It was great fun watching how the various cable news channels (why are they called networks if there's only one station?) covered Wednesday's tax protests around the country. As in, were they really watching the same events?
Fox News was treating it as if it were the Bicentennial or some other event of that stature, jumping from site to site around the country with anchors on the scene. In fact, anchor Glenn Beck's report was even played over loudspeakers to the crowd so that his lines could receive applause and cheers. (By the way, I haven't watched Beck for more than a few minutes, but based on Wednesday I'd say the tone of his rhetoric matches his new employer, Fox, much better than his old employer, CNN.)
Meanwhile, CNN and MSNBC seemed to be ignoring or downplaying the rallies as much as possible. At night, when the more opinionated crews come on, MSNBC had a case of the giggles at times in getting to say the world "teabagging" on the air while making fun of the rallies. Then Foxnews.com did a report on how immature MSNBC and CNN were in their coverage. I'd say they all acted like six-year-olds, but that would be unfair ... to six-year-olds. No doubt about it -- this was a very strange day of news broadcasting.

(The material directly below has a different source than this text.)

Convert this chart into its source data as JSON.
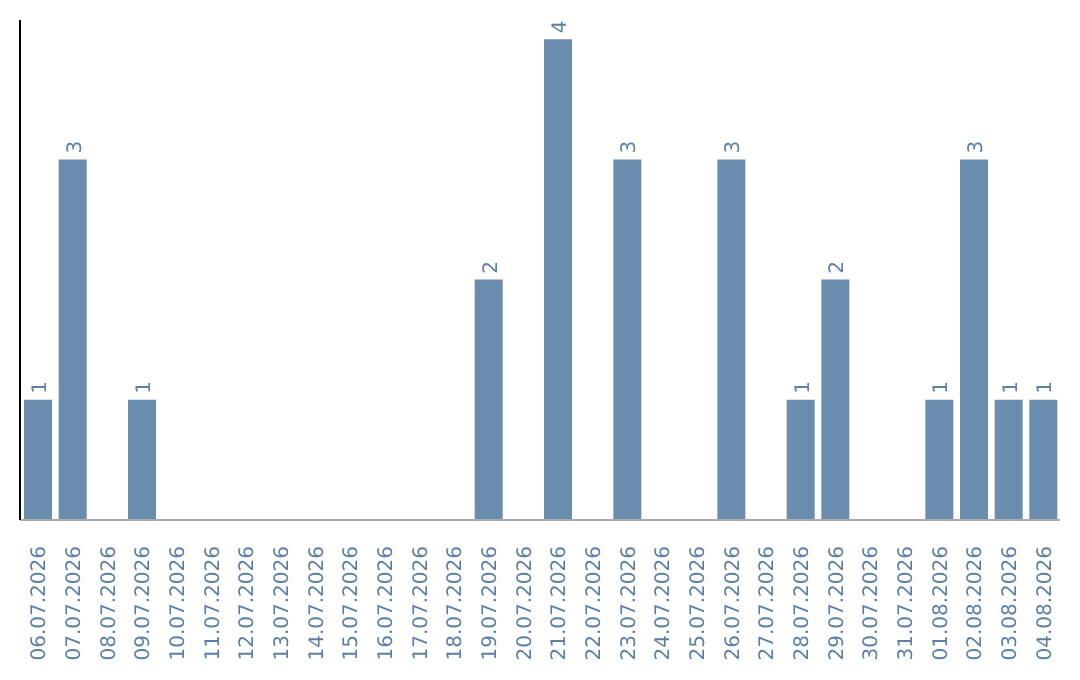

Based on what I saw and what I read in news reports, it was difficult to know what exactly was being protested here, and who was doing it. Some people were Ron Paul backers, who would like most of government to just go away. Some were voters who were shall we say disappointed with the outcome of last fall's Presidential election. Others are genuinely concerned about such issues as high taxes and the national debt.
Sounds like a good time to make some points about taxes in this country:
* As a wise man once said, a balanced budget has no natural constituency in Congress. Lobbyists and interest groups are happy to push their particular points through, but it's a little more difficult for a group to simply urge legislators to only spend what they take in -- as in "Let's get behind ... doing nothing."
* Americans often want lower taxes but don't want to pay for it. They want their garbage picked up, their children educated, and their roads plowed and paid, but actually paying for it hits a nerve of some sort. That's often reflected in budgets too. What's the percentage of years that we've had deficit spending out of the last 35 or so? 33?
* If you want the IRS to collect taxes more fairly during a time of increasing deficits, wouldn't you hire a lot more people to serve as watchdogs on the process and audit more people? Instead, we've cut back on that area, thus allowing more deductions to slip through loopholes and making the tax burden more unfair and not less. This seems like the equivalent of laying of policemen when the town is hit with a crime wave.
* Is this really the time to complain about deficit spending? We're in the biggest recession since the early 1980's at least, and unemployment is headed toward double digits. When the federal government tried direct stimulus payments last year, citizens did the logical thing in many cases and paid down their debts with the money. That did little to stimulate anything, except for the bankers. So, we're funding government problems that help infrastructure and put people to work. If the government had a fund balance to use, you'd say it was using the money that it had saved for a rainy day ... and it's raining hard. But since it doesn't, it's just printing more money -- which may lead to inflation down the road, but deflation probably is a more dangerous alternative right now.
* And let's see if I'm reading an argument from some correctly. When times are good, we should put the excess tax revenues back in the hands of the people by cutting taxes. When times are bad, we need to stimulate the economy by cutting taxes. When exactly does the bumpy road on Elmwood Ave. get paved under that philosophy?
It would be nice to establish priorities and make some tough decisions for a change. That sort of political courage would be worth watching on any news channel.